Primary care physicians (n=388) likely to manage nursing home patients in Hawaii were surveyed. Respondents indicated the factors of great importance in tube feeding decisions based on a vignette of a poststroke patient failing to thrive and family disagreement with advance directives. χ2 and multiple logistic regression analyses were used to examine associations between physician demographics and factors of importance to physicians and their decisions based on the vignette.
Starting tube feeding (chosen by 31% of respondents) was associated with internal medicine specialty (odds ratio [OR] 2.5, 95% confidence interval [CI] 1.4–1.6), and placing great importance on family preference (OR 5.4, 95% CI 3.0–9.8) and liability (OR 2.5, 95% CI 1.3–4.8). After 3 months without improvement, 58% chose to withdraw tube feeding. Continuing tube feeding was associated with placing great importance on family wishes (OR 3.0, 95% CI 1.8–5.1) and liability (OR 1.7, 95% CI 1.0–2.9). Placing great importance on the living will was associated with decreased likelihoods of starting (OR 0.1, 95% CI 0.04–0.3) and continuing (OR 0.1, 95% CI 0.04–0.3) tube feeding.
The decision to start or withhold tube feeding is associated with the individual physician's perception of the importance of patient wishes versus family wishes and liability concerns. Physician awareness of the influence of these factors on medical decisions may improve the decision-making process.
Tube feeding decisions in elderly patients with advanced disease can be challenging and complex. Physicians often make these decisions when prognosis is uncertain, with little guidance from the literature, yet this decision making process is poorly understood. The principle of autonomy promotes making decisions consistent with the patient's wishes, but family preferences may disagree. Advance directives, initially viewed favorably by almost all physicians,1 seldom alone dictate the goals and plans of care,2–4 particularly when improvement is possible. Physicians have multiple factors, both internal and external, influencing their decisions, but these might not be valued equally by all physicians. Increased understanding of how physicians' perceptions affect their treatment choices will clarify the medical decision-making process at the end of life.

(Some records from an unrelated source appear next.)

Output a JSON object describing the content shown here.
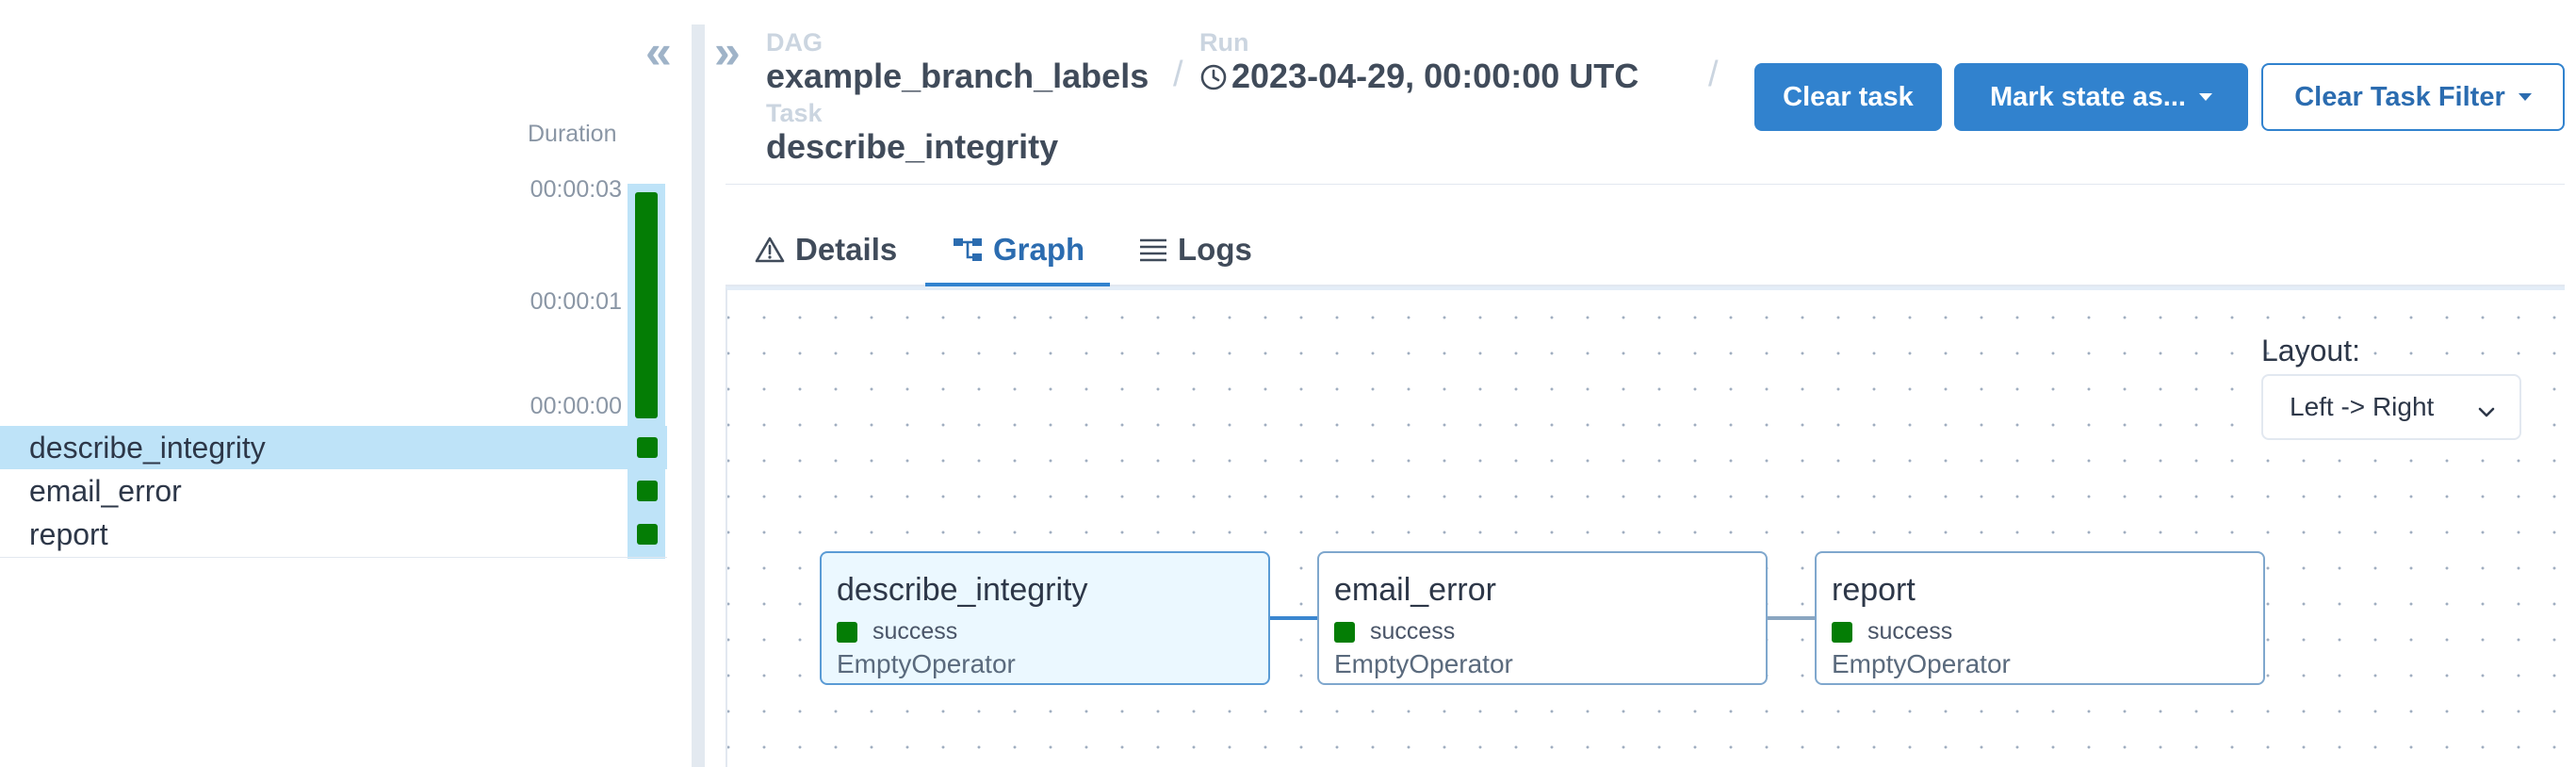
{
  "grid": {
    "collapse_icon": "double-chevron-left-icon",
    "duration_label": "Duration",
    "ticks": [
      "00:00:03",
      "00:00:01",
      "00:00:00"
    ],
    "run": {
      "status": "success",
      "status_color": "#047d05",
      "duration_fraction": 1.0
    },
    "tasks": [
      {
        "name": "describe_integrity",
        "status": "success",
        "selected": true
      },
      {
        "name": "email_error",
        "status": "success",
        "selected": false
      },
      {
        "name": "report",
        "status": "success",
        "selected": false
      }
    ]
  },
  "breadcrumb": {
    "expand_icon": "double-chevron-right-icon",
    "dag_label": "DAG",
    "dag_value": "example_branch_labels",
    "run_label": "Run",
    "run_icon": "clock-icon",
    "run_value": "2023-04-29, 00:00:00 UTC",
    "task_label": "Task",
    "task_value": "describe_integrity",
    "separator": "/"
  },
  "actions": {
    "clear_task": "Clear task",
    "mark_state": "Mark state as...",
    "clear_filter": "Clear Task Filter"
  },
  "tabs": [
    {
      "label": "Details",
      "icon": "warning-triangle-icon",
      "active": false
    },
    {
      "label": "Graph",
      "icon": "graph-icon",
      "active": true
    },
    {
      "label": "Logs",
      "icon": "list-icon",
      "active": false
    }
  ],
  "graph": {
    "layout_label": "Layout:",
    "layout_value": "Left -> Right",
    "nodes": [
      {
        "name": "describe_integrity",
        "status": "success",
        "operator": "EmptyOperator",
        "selected": true
      },
      {
        "name": "email_error",
        "status": "success",
        "operator": "EmptyOperator",
        "selected": false
      },
      {
        "name": "report",
        "status": "success",
        "operator": "EmptyOperator",
        "selected": false
      }
    ]
  },
  "colors": {
    "accent": "#3182ce",
    "success": "#047d05",
    "selected_bg": "#bee3f8"
  }
}
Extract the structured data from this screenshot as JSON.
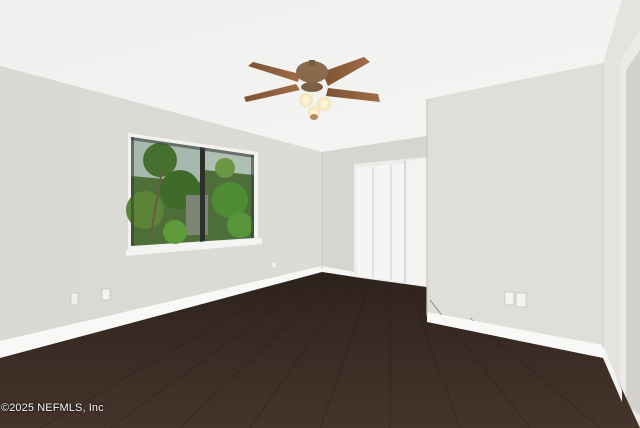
{
  "photo": {
    "watermark": "©2025 NEFMLS, Inc",
    "colors": {
      "ceiling": "#f1f1ef",
      "left_wall": "#dddcd8",
      "back_wall": "#d7d7d2",
      "right_wall": "#e1e0dc",
      "floor": "#3b2c25",
      "baseboard": "#f7f7f5",
      "fan_blades": "#8d5f3d",
      "foliage": "#3f6e2a",
      "door": "#f4f4f2"
    }
  }
}
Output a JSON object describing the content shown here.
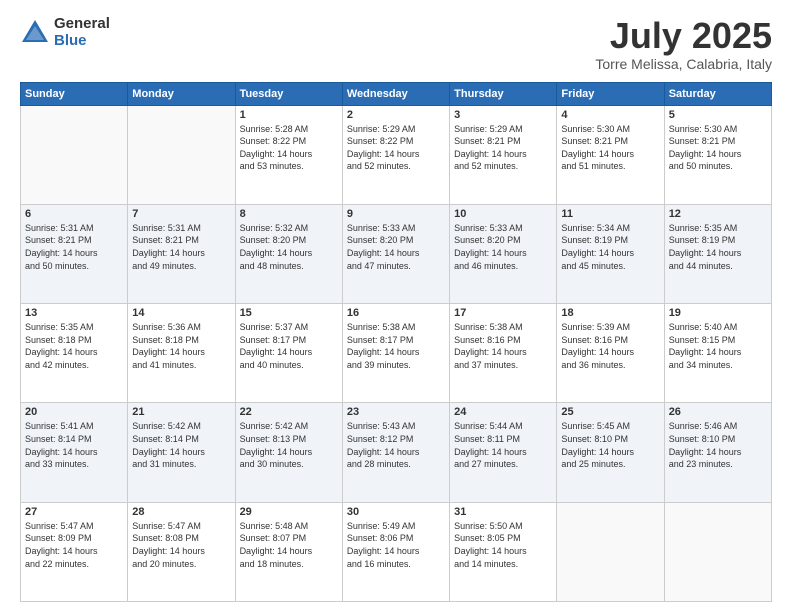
{
  "header": {
    "logo_general": "General",
    "logo_blue": "Blue",
    "title": "July 2025",
    "subtitle": "Torre Melissa, Calabria, Italy"
  },
  "days_of_week": [
    "Sunday",
    "Monday",
    "Tuesday",
    "Wednesday",
    "Thursday",
    "Friday",
    "Saturday"
  ],
  "weeks": [
    [
      {
        "day": "",
        "info": ""
      },
      {
        "day": "",
        "info": ""
      },
      {
        "day": "1",
        "info": "Sunrise: 5:28 AM\nSunset: 8:22 PM\nDaylight: 14 hours\nand 53 minutes."
      },
      {
        "day": "2",
        "info": "Sunrise: 5:29 AM\nSunset: 8:22 PM\nDaylight: 14 hours\nand 52 minutes."
      },
      {
        "day": "3",
        "info": "Sunrise: 5:29 AM\nSunset: 8:21 PM\nDaylight: 14 hours\nand 52 minutes."
      },
      {
        "day": "4",
        "info": "Sunrise: 5:30 AM\nSunset: 8:21 PM\nDaylight: 14 hours\nand 51 minutes."
      },
      {
        "day": "5",
        "info": "Sunrise: 5:30 AM\nSunset: 8:21 PM\nDaylight: 14 hours\nand 50 minutes."
      }
    ],
    [
      {
        "day": "6",
        "info": "Sunrise: 5:31 AM\nSunset: 8:21 PM\nDaylight: 14 hours\nand 50 minutes."
      },
      {
        "day": "7",
        "info": "Sunrise: 5:31 AM\nSunset: 8:21 PM\nDaylight: 14 hours\nand 49 minutes."
      },
      {
        "day": "8",
        "info": "Sunrise: 5:32 AM\nSunset: 8:20 PM\nDaylight: 14 hours\nand 48 minutes."
      },
      {
        "day": "9",
        "info": "Sunrise: 5:33 AM\nSunset: 8:20 PM\nDaylight: 14 hours\nand 47 minutes."
      },
      {
        "day": "10",
        "info": "Sunrise: 5:33 AM\nSunset: 8:20 PM\nDaylight: 14 hours\nand 46 minutes."
      },
      {
        "day": "11",
        "info": "Sunrise: 5:34 AM\nSunset: 8:19 PM\nDaylight: 14 hours\nand 45 minutes."
      },
      {
        "day": "12",
        "info": "Sunrise: 5:35 AM\nSunset: 8:19 PM\nDaylight: 14 hours\nand 44 minutes."
      }
    ],
    [
      {
        "day": "13",
        "info": "Sunrise: 5:35 AM\nSunset: 8:18 PM\nDaylight: 14 hours\nand 42 minutes."
      },
      {
        "day": "14",
        "info": "Sunrise: 5:36 AM\nSunset: 8:18 PM\nDaylight: 14 hours\nand 41 minutes."
      },
      {
        "day": "15",
        "info": "Sunrise: 5:37 AM\nSunset: 8:17 PM\nDaylight: 14 hours\nand 40 minutes."
      },
      {
        "day": "16",
        "info": "Sunrise: 5:38 AM\nSunset: 8:17 PM\nDaylight: 14 hours\nand 39 minutes."
      },
      {
        "day": "17",
        "info": "Sunrise: 5:38 AM\nSunset: 8:16 PM\nDaylight: 14 hours\nand 37 minutes."
      },
      {
        "day": "18",
        "info": "Sunrise: 5:39 AM\nSunset: 8:16 PM\nDaylight: 14 hours\nand 36 minutes."
      },
      {
        "day": "19",
        "info": "Sunrise: 5:40 AM\nSunset: 8:15 PM\nDaylight: 14 hours\nand 34 minutes."
      }
    ],
    [
      {
        "day": "20",
        "info": "Sunrise: 5:41 AM\nSunset: 8:14 PM\nDaylight: 14 hours\nand 33 minutes."
      },
      {
        "day": "21",
        "info": "Sunrise: 5:42 AM\nSunset: 8:14 PM\nDaylight: 14 hours\nand 31 minutes."
      },
      {
        "day": "22",
        "info": "Sunrise: 5:42 AM\nSunset: 8:13 PM\nDaylight: 14 hours\nand 30 minutes."
      },
      {
        "day": "23",
        "info": "Sunrise: 5:43 AM\nSunset: 8:12 PM\nDaylight: 14 hours\nand 28 minutes."
      },
      {
        "day": "24",
        "info": "Sunrise: 5:44 AM\nSunset: 8:11 PM\nDaylight: 14 hours\nand 27 minutes."
      },
      {
        "day": "25",
        "info": "Sunrise: 5:45 AM\nSunset: 8:10 PM\nDaylight: 14 hours\nand 25 minutes."
      },
      {
        "day": "26",
        "info": "Sunrise: 5:46 AM\nSunset: 8:10 PM\nDaylight: 14 hours\nand 23 minutes."
      }
    ],
    [
      {
        "day": "27",
        "info": "Sunrise: 5:47 AM\nSunset: 8:09 PM\nDaylight: 14 hours\nand 22 minutes."
      },
      {
        "day": "28",
        "info": "Sunrise: 5:47 AM\nSunset: 8:08 PM\nDaylight: 14 hours\nand 20 minutes."
      },
      {
        "day": "29",
        "info": "Sunrise: 5:48 AM\nSunset: 8:07 PM\nDaylight: 14 hours\nand 18 minutes."
      },
      {
        "day": "30",
        "info": "Sunrise: 5:49 AM\nSunset: 8:06 PM\nDaylight: 14 hours\nand 16 minutes."
      },
      {
        "day": "31",
        "info": "Sunrise: 5:50 AM\nSunset: 8:05 PM\nDaylight: 14 hours\nand 14 minutes."
      },
      {
        "day": "",
        "info": ""
      },
      {
        "day": "",
        "info": ""
      }
    ]
  ]
}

Physicians' end of life treatment preferences have been associated with physician ethnicity, religion, age, and personality style,5–13 while other studies have found associations between treatment decisions and patient or institutional factors.10,14,15 Physician ethnicity was associated with tube feeding decisions,16 and patient and institutional factors associated with tube feeding in nursing home patients have been identified in previous observational studies.17–20 However, the physicians' perception of the importance of these factors in tube-feeding decision-making has not been examined.
Hawaii has one of the highest rates of tube feeding in nursing home patients in the nation, and one of the highest rates of advance directive completion in the nation.21,22 These rates contrast with the inverse relationship between tube feeding and advance directive completion in nursing home patients seen nationally.17,20,22 The cosmopolitan population of patients in Hawaii differs from the rest of the United States, and comprises 24% white; 23% Hawaiian, part Hawaiian, or other Pacific Islander; 17% Japanese; 14% Filipino; 5% Chinese, with additional groups (African American, Hispanic, Korean, other Asian, and others) comprising less than 2% each.23 Hawaii's physicians are also very ethnically diverse.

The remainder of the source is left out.